Ah, lovely web automation! :-)
So, lately had a little mini-project to give myself. AT&T's "Unified Messaging" (voicemail). Wanted to "cut the cord" - bye-bye landline - porting ye olde landline # to mobile. But first, wanted to download all of my content from AT&T's "Unified Messaging" (voicemail). AT&T's "Unified Messaging" (UM/um), in addition to ye olde phone DTMF ("Touch Tone") interface to the voicemail, also has web interface.
So, web interface. Essentially works as web GUI interface to email in "INBOX", messages are stored in email, and within an email item, voicemail as .wav attachment, text attachment having transcript as body - which will generally have empty body if it wasn't able to transcribe it. And generally html attachment, an html version of that text attachment.
And, "of course", Perl also has the lovely WWW::Mechanize. So ... I got to programming. mitmproxy was also handy to figure out some bits going on within the SSL/TLS communications between client (e.g. web browser) and AT&T server(s).
And got the key bits of that finished up this past Sunday. And got 'er all nicely downloaded. $ um.att.com um.att.com: Inbox is empty. Exiting $ That's what it outputs at the end, when there's nothing left to download. It also handles deleting the "email" item (message and related) from the AT&T "INBOX" once it's successfully downloaded. $ cd ~/.um.att.com.d/data $ ls -A1 | sed -e 's/^.*././' | sort | uniq -c | sort -k 1,1bnr -k 2,2 117 .eml 117 .wav 113 .txt 112 .html $ Very nicely handles it all.
.eml is the full raw "original" email as AT&T has it in the "INBOX", .wav files are the raw audio portion thereof, .txt the text transcript (or no file if that part was empty), and .html the html equivalent of that text.
Ah, I was wondering about why one less .html than .txt ... peeking further, the .txt has: Message too short for transcription And that original .eml has no html part, and the .wav ... yeah, no words in that audio.
Alas, I didn't clean out quite all the junk before downloading everything ... and the slight mismatch makes that bit of junk pretty easy to spot ... likewise grep on the .txt files is rather handy.
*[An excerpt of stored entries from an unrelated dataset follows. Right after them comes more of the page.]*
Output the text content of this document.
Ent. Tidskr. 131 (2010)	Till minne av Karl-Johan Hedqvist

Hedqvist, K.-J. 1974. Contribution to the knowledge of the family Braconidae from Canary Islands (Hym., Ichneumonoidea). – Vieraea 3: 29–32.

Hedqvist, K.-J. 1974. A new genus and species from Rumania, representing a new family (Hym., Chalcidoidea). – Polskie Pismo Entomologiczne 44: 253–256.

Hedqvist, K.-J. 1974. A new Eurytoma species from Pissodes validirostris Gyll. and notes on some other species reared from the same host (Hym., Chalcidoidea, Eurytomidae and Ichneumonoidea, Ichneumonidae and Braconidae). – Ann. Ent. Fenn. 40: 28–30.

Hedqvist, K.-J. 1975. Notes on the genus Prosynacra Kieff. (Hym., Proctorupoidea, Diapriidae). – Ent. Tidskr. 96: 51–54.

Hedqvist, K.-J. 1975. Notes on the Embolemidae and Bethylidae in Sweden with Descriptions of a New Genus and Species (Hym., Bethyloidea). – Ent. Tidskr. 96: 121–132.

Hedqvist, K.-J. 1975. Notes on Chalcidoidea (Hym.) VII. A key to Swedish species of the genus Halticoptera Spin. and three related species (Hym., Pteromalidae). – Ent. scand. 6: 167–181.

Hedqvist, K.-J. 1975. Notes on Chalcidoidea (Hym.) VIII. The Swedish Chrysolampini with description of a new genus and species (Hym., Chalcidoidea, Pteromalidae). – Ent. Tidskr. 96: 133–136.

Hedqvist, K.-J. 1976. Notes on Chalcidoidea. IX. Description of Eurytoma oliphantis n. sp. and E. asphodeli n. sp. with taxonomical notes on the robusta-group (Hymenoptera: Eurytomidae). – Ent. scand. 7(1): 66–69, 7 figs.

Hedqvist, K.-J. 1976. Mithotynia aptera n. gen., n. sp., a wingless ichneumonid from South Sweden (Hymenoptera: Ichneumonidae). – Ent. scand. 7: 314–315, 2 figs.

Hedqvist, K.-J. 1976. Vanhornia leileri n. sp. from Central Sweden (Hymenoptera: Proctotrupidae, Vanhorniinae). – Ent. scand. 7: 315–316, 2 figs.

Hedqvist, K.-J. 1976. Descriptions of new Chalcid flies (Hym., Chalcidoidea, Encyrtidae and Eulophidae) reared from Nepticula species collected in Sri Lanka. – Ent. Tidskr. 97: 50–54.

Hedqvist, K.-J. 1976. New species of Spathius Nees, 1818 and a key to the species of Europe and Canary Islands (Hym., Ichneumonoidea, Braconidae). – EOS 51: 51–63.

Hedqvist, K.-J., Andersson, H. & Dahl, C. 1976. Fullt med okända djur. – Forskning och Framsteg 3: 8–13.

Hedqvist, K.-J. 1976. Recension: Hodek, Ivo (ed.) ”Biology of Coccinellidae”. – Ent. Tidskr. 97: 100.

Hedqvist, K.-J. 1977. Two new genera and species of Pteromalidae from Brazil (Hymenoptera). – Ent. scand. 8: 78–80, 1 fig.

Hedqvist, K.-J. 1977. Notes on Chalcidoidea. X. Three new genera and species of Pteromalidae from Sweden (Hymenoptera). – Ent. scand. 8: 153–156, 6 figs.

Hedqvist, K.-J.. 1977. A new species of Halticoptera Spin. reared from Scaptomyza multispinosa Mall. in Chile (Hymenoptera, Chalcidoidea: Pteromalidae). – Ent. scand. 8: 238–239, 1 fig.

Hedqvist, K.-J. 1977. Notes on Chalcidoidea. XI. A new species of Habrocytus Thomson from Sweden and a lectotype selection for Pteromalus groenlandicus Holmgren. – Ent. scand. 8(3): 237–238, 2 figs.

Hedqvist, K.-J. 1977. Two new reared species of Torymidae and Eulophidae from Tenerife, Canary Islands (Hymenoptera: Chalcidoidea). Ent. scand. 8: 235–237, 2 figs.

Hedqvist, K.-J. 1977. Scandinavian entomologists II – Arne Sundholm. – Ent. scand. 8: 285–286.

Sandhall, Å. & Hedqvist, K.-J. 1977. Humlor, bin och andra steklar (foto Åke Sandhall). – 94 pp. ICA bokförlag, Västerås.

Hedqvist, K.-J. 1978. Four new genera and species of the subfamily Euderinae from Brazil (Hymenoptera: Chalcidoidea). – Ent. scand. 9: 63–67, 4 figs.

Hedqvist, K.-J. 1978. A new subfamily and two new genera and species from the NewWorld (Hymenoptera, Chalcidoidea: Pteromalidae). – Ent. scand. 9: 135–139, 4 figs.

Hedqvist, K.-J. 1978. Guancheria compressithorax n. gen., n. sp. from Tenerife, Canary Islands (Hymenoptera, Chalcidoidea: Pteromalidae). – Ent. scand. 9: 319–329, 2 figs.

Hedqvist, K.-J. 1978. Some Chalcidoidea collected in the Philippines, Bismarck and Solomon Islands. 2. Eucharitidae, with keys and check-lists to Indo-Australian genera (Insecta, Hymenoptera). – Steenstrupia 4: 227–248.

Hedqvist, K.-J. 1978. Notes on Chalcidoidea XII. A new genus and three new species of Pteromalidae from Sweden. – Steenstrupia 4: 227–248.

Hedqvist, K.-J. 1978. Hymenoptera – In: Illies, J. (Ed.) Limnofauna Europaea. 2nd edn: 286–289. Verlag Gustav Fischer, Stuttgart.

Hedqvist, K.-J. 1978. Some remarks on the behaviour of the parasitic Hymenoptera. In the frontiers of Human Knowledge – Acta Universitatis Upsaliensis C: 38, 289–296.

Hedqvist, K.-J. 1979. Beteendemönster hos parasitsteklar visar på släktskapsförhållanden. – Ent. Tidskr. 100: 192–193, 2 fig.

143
So, the file names start with ISO date and time, which is derived from the Date: header which is timestamp of when the end of the message was received. Likewise that same time data is used to set the mtime on the files. File names also contain data from Subject: and From: fields, generally identifying caller name/number, or when not (CNID) identified otherwise unknown caller / Identity Withheld, e.g.: ... unknown caller ... Identity withheld <unknown_caller...>
https://www.mpaoli.net/~michael/bin/um.att.com Ah, one of these days I need to tweak Apache configuration so it "knows", e.g. that file (and that name and location), can be handled like plain text, not a binary. Yeah, I know there's a "magic" type option that can read the files and make intelligent guess on that, but that's excessive overhead for most cases - so really need to just configure the exceptions ... down to directory or even per-file basis. (On my to-do list ... with thousands of other items yet to be done ... at least maybe when I get around to it).
And ... maybe even others might find it handy, or handy starting point. Though this one was done almost / mostly as a one-off/one-shot. Though until the number completes being ported over, very handy to still check if anything has shown up there, and download it if so. It might need some adjustments to handle some other email messages. E.g. the ones from AT&T about the INBOX being nearly full. And looks like I probably won't have need for that (nor example data to match it to and test it on). And I didn't handle the more general email case (which I think UM will also accept and have in "INBOX"), as I only ever used UM for voicemail.